A healthy opportunity
By Adrian Walker, Boston Globe Columnist , May 13, 2004
Khalil Landers is a man pursuing a dream.
An aspiring emergency medical technician, he works for the city on the mayor's Health Van. A sort of clinic on wheels, it travels the city screening patients' cholesterol and blood sugar levels.
A temporary employee who expects his job to end in June, Landers holds an ironic distinction. Though training for a career in health care, he does not himself have health insurance.
He has plenty of company in Massachusetts. Of the 600,000 adults without insurance, an estimated 275,000 of them hold jobs.
“When I applied for MassHealth I was rejected because it wasn't accepting new members," he said yesterday. "With the lack of insurance, it's been my experience that you don't always get what you need.”
Help, perhaps, is on the way. A constitutional amendment to extend health insurance to the uninsured has garnered 81,000 signatures and could come to a vote by legislators next month. If it passes, that would put it on the road to appearing on the ballot in 2006, though its fate is unclear.
This is not merely a Massachusetts issue. A report recently released by the Robert Wood Johnson Foundation estimated that 44 million Americans don't have insurance; $41 billion will be spent this year on uncompensated care for the uninsured, straining health centers and emergency rooms already brimming with patients. The study suggests that the uninsured can expect to receive about half the health care received by people with insurance. It's a public policy nightmare, and it shows no signs of improving.
Covering the uninsured is a policy initiative that easily gets lost in a thicket of issues with greater emotional appeal. It lacks a powerful constituency and tends not to mobilize activists. Call it a cold-button issue.
Former state representative John McDonough, who was long the Legislature's acknowledged expert on health care, believes this is a time when that could change. He points to announcements that state revenues are rising and a new Medicaid surplus as evidence that the state's fiscal crisis, which has strangled nearly every new initiative of recent years, may be over.

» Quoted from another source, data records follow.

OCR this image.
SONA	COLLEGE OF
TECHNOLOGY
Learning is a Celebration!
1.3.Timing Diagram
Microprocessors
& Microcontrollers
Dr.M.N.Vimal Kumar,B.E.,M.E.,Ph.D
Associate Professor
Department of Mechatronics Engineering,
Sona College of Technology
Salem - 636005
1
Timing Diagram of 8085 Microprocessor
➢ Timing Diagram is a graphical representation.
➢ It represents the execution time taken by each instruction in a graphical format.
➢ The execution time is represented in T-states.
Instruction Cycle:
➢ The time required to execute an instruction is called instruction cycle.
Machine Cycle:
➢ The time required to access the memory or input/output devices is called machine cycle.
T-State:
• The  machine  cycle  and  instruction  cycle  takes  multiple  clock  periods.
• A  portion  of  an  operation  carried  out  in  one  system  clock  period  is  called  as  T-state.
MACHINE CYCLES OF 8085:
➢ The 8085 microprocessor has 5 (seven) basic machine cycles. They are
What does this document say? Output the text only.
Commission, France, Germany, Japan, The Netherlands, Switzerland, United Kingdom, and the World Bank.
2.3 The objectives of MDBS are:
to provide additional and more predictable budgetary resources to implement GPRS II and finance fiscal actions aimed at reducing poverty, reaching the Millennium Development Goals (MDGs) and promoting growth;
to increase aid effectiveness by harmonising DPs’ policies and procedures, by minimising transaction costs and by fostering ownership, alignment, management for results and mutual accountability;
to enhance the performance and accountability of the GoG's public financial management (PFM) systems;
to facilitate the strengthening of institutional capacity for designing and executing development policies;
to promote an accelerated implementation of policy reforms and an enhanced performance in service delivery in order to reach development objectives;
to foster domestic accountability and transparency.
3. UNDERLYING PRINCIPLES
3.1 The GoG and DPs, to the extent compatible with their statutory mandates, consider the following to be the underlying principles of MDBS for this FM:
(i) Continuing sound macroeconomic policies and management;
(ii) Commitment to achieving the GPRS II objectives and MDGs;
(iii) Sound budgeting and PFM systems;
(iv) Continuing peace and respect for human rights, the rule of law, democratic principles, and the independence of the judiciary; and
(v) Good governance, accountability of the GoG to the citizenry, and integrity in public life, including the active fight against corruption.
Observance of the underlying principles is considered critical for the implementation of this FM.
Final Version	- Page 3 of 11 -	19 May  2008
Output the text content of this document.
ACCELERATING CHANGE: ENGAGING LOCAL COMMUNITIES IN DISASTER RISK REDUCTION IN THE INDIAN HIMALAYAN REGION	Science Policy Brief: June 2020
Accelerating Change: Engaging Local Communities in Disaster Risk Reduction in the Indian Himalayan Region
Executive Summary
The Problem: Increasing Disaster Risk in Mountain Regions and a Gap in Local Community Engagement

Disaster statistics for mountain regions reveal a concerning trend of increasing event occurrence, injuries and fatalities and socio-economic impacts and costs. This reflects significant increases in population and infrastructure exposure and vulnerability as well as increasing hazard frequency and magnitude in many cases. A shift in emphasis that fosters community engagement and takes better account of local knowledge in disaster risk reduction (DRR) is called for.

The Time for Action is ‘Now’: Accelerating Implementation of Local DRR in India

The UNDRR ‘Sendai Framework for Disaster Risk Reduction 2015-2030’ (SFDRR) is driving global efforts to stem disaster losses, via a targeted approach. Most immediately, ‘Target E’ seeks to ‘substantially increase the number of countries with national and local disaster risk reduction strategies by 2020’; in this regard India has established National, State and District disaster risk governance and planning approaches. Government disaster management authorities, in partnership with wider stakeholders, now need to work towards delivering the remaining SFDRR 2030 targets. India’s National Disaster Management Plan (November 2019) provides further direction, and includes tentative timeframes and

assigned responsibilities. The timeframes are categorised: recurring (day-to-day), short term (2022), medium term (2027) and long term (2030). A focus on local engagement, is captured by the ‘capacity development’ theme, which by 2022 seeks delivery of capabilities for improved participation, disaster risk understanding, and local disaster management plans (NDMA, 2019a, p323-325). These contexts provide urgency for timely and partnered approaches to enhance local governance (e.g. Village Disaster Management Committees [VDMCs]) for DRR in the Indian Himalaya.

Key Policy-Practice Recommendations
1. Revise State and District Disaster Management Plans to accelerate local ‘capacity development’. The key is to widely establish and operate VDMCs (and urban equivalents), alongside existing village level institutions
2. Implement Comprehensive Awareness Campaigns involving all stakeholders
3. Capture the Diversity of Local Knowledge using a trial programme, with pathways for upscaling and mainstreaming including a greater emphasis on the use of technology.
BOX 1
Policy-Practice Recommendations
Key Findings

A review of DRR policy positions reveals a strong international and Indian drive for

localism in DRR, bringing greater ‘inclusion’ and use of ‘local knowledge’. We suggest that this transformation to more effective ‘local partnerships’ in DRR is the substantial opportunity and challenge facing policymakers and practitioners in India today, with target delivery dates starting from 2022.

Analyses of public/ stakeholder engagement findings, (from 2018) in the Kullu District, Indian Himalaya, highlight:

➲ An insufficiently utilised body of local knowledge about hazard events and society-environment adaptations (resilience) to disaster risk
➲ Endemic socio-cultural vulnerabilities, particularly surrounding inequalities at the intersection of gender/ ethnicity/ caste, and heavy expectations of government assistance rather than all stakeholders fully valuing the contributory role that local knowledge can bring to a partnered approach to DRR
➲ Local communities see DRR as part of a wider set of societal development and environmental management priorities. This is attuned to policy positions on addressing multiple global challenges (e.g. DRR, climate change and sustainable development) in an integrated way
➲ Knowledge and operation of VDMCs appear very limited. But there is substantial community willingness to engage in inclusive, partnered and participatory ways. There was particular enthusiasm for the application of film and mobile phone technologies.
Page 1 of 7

“As opposed to 2002 and 2003, where every month and every quarter the estimates of revenues were [below] projections, now they're up," said McDonough, who is executive director of Health Care for All, an advocacy group that supports the pending amendment on insurance. "The state's fiscal situation tends to lag behind the economy, but it's looking increasingly positive and strong. ”
He has some ideas for how to spend growing revenues, once Beacon Hill begins to see the money.
“Step one right now would be repairing the damage that has been done over the past several years to important programs that have been cut,” said McDonough. “There's been a major erosion in the health care safety net for children. The first step is pushing to repair the damage that has been done to children's programs and to restore coverage.”
McDonough believes the combination of a strong economy and the political will needed for a bigger public commitment to health care comes along only occasionally. There was a major expansion in the late 1980s and another in the fiscally flush period of 1997-1998. Since then, most of the movement has been backward. If he's right, thinking two to three years down the road makes sense.
As for Landers, his current EMT course ends in June, right around the time that his job probably will. But he would be eligible to take the state exam in July and looks forward to the prospect of a permanent job -- and better access to health care -- sometime this fall. He has some minor ailments he'd like to address.
“If I had insurance, some of the things I'd like to do, I can get done,” he said.